A: The time between telling your employer that you’ve found a new position and you actually leaving is known as your notice period.

If you’ve been in your current job for less than a month, you won’t have to give any notice period unless your contact says otherwise. If it’s more than a month, you’ll have to give at least one week’s notice. Your contract should make it clear exactly how long is expected. If you don’t have a written contract and your employer has no written record of you agreeing to a notice period, you should give at least one week’s notice.
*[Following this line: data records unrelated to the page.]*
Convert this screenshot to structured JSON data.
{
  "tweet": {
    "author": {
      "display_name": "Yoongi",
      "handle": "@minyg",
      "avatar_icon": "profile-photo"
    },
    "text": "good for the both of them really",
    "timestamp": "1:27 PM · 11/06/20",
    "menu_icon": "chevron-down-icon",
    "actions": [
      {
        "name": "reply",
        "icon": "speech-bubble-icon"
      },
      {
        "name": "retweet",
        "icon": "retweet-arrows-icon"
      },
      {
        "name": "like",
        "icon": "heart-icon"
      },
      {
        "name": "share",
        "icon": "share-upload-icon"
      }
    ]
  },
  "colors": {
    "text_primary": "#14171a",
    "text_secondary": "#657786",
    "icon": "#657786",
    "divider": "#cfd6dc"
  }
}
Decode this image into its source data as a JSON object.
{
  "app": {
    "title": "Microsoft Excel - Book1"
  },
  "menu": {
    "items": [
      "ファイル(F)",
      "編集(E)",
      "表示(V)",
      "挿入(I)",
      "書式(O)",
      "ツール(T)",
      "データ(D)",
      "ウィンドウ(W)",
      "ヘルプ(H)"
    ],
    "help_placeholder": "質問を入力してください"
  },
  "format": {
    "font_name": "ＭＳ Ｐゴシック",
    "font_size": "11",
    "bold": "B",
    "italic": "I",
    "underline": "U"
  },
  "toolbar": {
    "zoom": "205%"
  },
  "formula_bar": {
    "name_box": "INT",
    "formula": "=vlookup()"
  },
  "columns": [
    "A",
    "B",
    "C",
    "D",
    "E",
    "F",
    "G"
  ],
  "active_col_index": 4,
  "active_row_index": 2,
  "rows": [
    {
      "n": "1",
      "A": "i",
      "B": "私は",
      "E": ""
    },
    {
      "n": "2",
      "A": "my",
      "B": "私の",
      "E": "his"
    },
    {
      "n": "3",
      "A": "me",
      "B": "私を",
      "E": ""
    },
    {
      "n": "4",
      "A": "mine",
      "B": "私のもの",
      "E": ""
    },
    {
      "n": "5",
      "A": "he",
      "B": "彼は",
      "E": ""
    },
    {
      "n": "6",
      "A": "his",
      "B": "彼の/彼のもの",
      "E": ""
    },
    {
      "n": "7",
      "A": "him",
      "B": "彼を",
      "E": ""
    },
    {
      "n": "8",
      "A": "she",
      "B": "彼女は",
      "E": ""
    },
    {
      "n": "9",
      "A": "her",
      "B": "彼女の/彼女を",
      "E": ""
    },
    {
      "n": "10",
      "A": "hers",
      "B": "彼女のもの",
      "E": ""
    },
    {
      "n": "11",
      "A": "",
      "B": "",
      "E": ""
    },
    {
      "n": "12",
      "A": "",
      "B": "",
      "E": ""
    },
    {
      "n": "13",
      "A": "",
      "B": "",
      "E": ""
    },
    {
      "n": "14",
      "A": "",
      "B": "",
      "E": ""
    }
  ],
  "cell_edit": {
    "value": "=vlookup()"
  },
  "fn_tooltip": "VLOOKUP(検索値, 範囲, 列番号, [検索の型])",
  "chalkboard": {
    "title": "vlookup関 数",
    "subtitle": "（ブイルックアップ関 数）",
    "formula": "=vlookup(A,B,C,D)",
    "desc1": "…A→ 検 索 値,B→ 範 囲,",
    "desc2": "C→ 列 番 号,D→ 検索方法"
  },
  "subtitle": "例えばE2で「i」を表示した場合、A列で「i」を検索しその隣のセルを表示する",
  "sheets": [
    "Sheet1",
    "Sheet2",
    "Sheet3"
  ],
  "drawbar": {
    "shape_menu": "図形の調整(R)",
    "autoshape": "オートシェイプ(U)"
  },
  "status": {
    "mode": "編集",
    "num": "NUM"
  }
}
It’s worth waiting until your new employer has confirmed your employment, for example by giving you a start date before handing in your resignation.

How to resign

It’s best to resign in writing (email is fine) so that you have a record of the date that you told your employer. On the Citizens Advice website we have a page on handing in your notice.
If you’re keen to move on sooner rather than later, it may be possible to negotiate a shorter notice period than your contact says. If you want to go down this route it can be useful to reassure your current employer that you will tackle any urgent work before finishing. Fixed term contracts are a bit different as you won’t need to give notice if you intend to leave on the last day of contract. Leaving early would usually mean giving at least one week’s notice, unless your contract says otherwise.

Don’t forget about your holiday days during your notice period. If you have unused paid holiday you should speak to your employer about either taking these during or towards the end of the notice period, or being paid for them.

Change your mind

Finally, sometimes people can change their minds about moving jobs or find their circumstances alter. If this happens to you, you should always speak to your current employer to see what the options are, and if you can stay in your current role.